MegaCli64 -AdpCcSched -Info -aALL

    Adapter #0

    Operation Mode: Disabled
    Execution Delay: 168
    Next start time: 12/14/2013, 03:00:00
    Current State: Stopped
    Number of iterations: 0
    Number of VD completed: 0
    Excluded VDs          : None
    Exit Code: 0x00

# Consistency Check Rate(CCRate)

# Get

MegaCli64 -AdpGetProp CCRate -aALL

# Set

MegaCli64 -AdpSetProp CCRate 10 -aALL

# Scheduled task is set to run

MegaCli64 -AdpCCSched -SetSTartTime yymmdd hh -aALL

# Mode: Disabled | Concurrent | Sequencial

MegaCli64 -AdpCcSched -ModeConc -aALL                     <-- 修改 "Operation Mode:"

MegaCli64 -AdpCcSched -ModeSeq -aALL

MegaCli64 -AdpCcSched -Dsbl -aALL

Remark

ModeConc: The scheduled CC on all of the virtual drives runs concurrently for the given adapter(s).

ModeSeq: The scheduled CC on all of the virtual drives runs sequentially for the given adapter(s).

# 人手行

MegaCli64 -LDCC -Start|-Abort|-ShowProg|-ProgDsply -LALL -aALL

 

# Show

MegaCli64 -LDCC -ShowProg -LALL -aALL

-ShowProg: Displays a snapshot of an ongoing CC.

Check Consistency on VD #0 (target id #0) Completed 2% in 7 Minutes.

MegaCli64 -LDCC -ProgDsply -LALL -aALL

-ProgDsply: Displays ongoing CC progress.

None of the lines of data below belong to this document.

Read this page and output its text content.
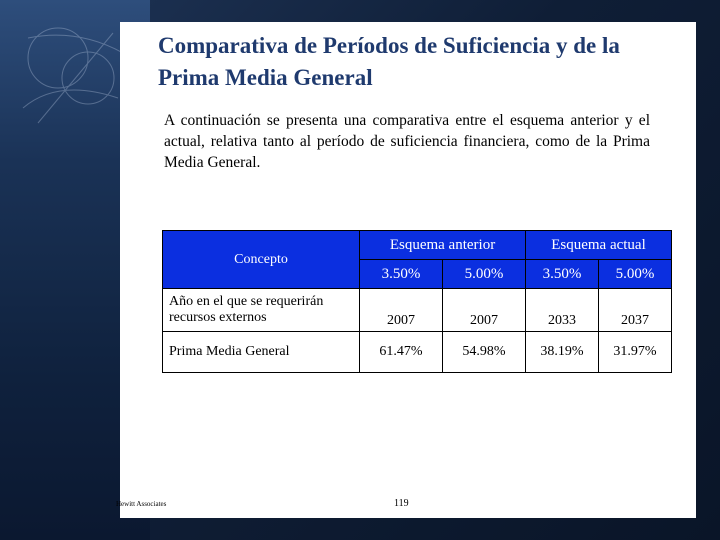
Comparativa de Períodos de Suficiencia y de la Prima Media General

A continuación se presenta una comparativa entre el esquema anterior y el actual, relativa tanto al período de suficiencia financiera, como de la Prima Media General.

Concepto	Esquema anterior		Esquema actual	
	3.50%	5.00%	3.50%	5.00%
Año en el que se requerirán recursos externos	2007	2007	2033	2037
Prima Media General	61.47%	54.98%	38.19%	31.97%
Hewitt Associates	119
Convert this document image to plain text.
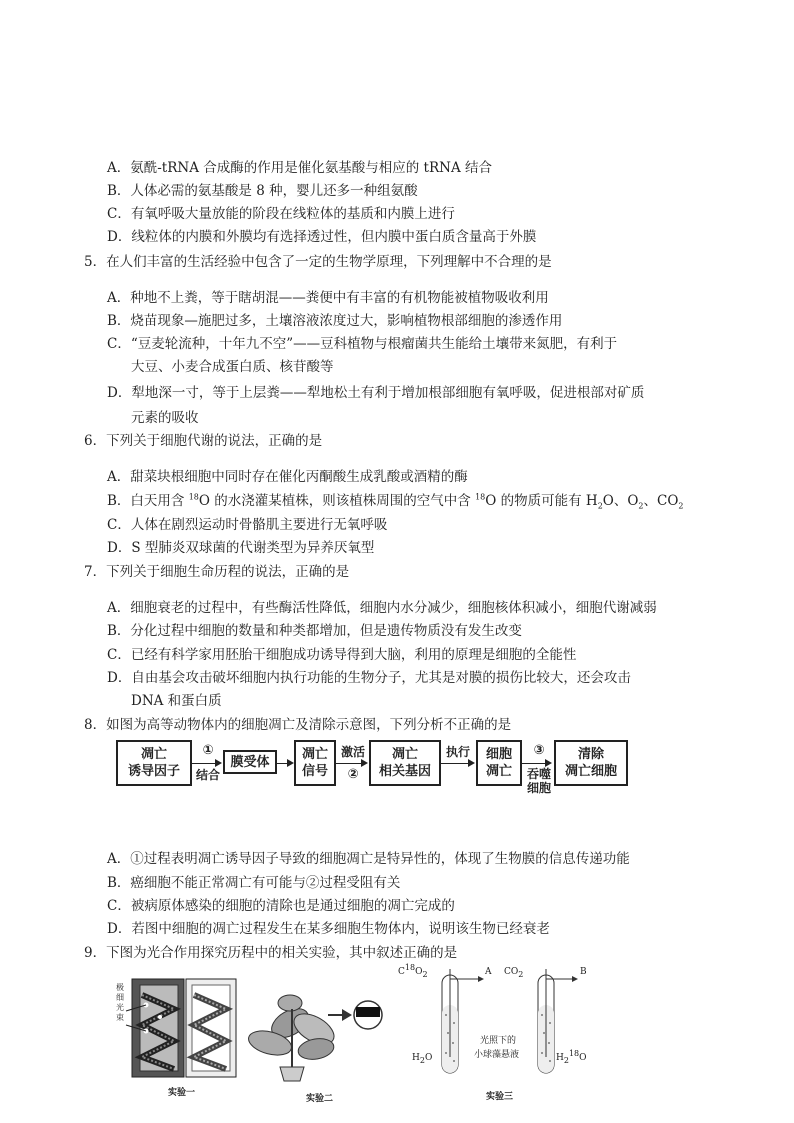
A．氨酰-tRNA 合成酶的作用是催化氨基酸与相应的 tRNA 结合
B．人体必需的氨基酸是 8 种，婴儿还多一种组氨酸
C．有氧呼吸大量放能的阶段在线粒体的基质和内膜上进行
D．线粒体的内膜和外膜均有选择透过性，但内膜中蛋白质含量高于外膜
5．在人们丰富的生活经验中包含了一定的生物学原理，下列理解中不合理的是
A．种地不上粪，等于瞎胡混——粪便中有丰富的有机物能被植物吸收利用
B．烧苗现象—施肥过多，土壤溶液浓度过大，影响植物根部细胞的渗透作用
C．“豆麦轮流种，十年九不空”——豆科植物与根瘤菌共生能给土壤带来氮肥，有利于
大豆、小麦合成蛋白质、核苷酸等
D．犁地深一寸，等于上层粪——犁地松土有利于增加根部细胞有氧呼吸，促进根部对矿质
元素的吸收
6．下列关于细胞代谢的说法，正确的是
A．甜菜块根细胞中同时存在催化丙酮酸生成乳酸或酒精的酶
B．白天用含 $^{18}$O 的水浇灌某植株，则该植株周围的空气中含 $^{18}$O 的物质可能有 $H_2O$、$O_2$、$CO_2$
C．人体在剧烈运动时骨骼肌主要进行无氧呼吸
D．S 型肺炎双球菌的代谢类型为异养厌氧型
7．下列关于细胞生命历程的说法，正确的是
A．细胞衰老的过程中，有些酶活性降低，细胞内水分减少，细胞核体积减小，细胞代谢减弱
B．分化过程中细胞的数量和种类都增加，但是遗传物质没有发生改变
C．已经有科学家用胚胎干细胞成功诱导得到大脑，利用的原理是细胞的全能性
D．自由基会攻击破坏细胞内执行功能的生物分子，尤其是对膜的损伤比较大，还会攻击
DNA 和蛋白质
8．如图为高等动物体内的细胞凋亡及清除示意图，下列分析不正确的是
凋亡
诱导因子
①
结合
膜受体	凋亡
信号
激活
②
凋亡
相关基因
执行	细胞
凋亡
③
吞噬
细胞
清除
凋亡细胞
A．①过程表明凋亡诱导因子导致的细胞凋亡是特异性的，体现了生物膜的信息传递功能
B．癌细胞不能正常凋亡有可能与②过程受阻有关
C．被病原体感染的细胞的清除也是通过细胞的凋亡完成的
D．若图中细胞的凋亡过程发生在某多细胞生物体内，说明该生物已经衰老
9．下图为光合作用探究历程中的相关实验，其中叙述正确的是
极细光束
实验一
实验二
$C^{18}O_2$	A $CO_2$	B
光照下的
小球藻悬液
$H_2O$	$H_2^{18}O$
实验三
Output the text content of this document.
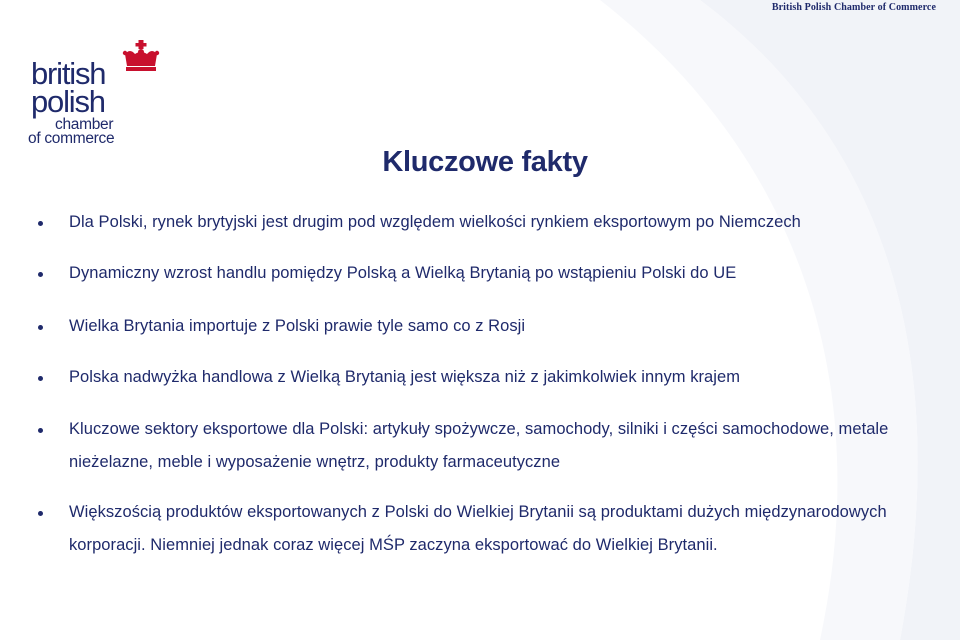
British Polish Chamber of Commerce

british

polish

chamber

of commerce

Kluczowe fakty
Dla Polski, rynek brytyjski jest drugim pod względem wielkości rynkiem eksportowym po Niemczech
Dynamiczny wzrost handlu pomiędzy Polską a Wielką Brytanią po wstąpieniu Polski do UE
Wielka Brytania importuje z Polski prawie tyle samo co z Rosji
Polska nadwyżka handlowa z Wielką Brytanią jest większa niż z jakimkolwiek innym krajem
Kluczowe sektory eksportowe dla Polski: artykuły spożywcze, samochody, silniki i części samochodowe, metale nieżelazne, meble i wyposażenie wnętrz, produkty farmaceutyczne
Większością produktów eksportowanych z Polski do Wielkiej Brytanii są produktami dużych międzynarodowych korporacji. Niemniej jednak coraz więcej MŚP zaczyna eksportować do Wielkiej Brytanii.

The progress displays until at least one CC is completed or a key is pressed.

 Progress of Virtual Drives...

  Virtual Drive #              Percent Complete                       Time Elps
          0         #                      02 %                        00:07:59

    Press <ESC> key to quit...

 


Script: chk_raid_health.sh

 

#!/bin/sh

MyServer="Server"
Admin="x@x"
MegaCli="/opt/MegaRAID/MegaCli/MegaCli64"
Log="/tmp/raid_status.txt"

$MegaCli PDList -aALL | grep -e ^Slot -e ^Firmware -e ^Inquiry > $Log

echo "" | mail -s"$MyServer RAID status" -a $Log $Admin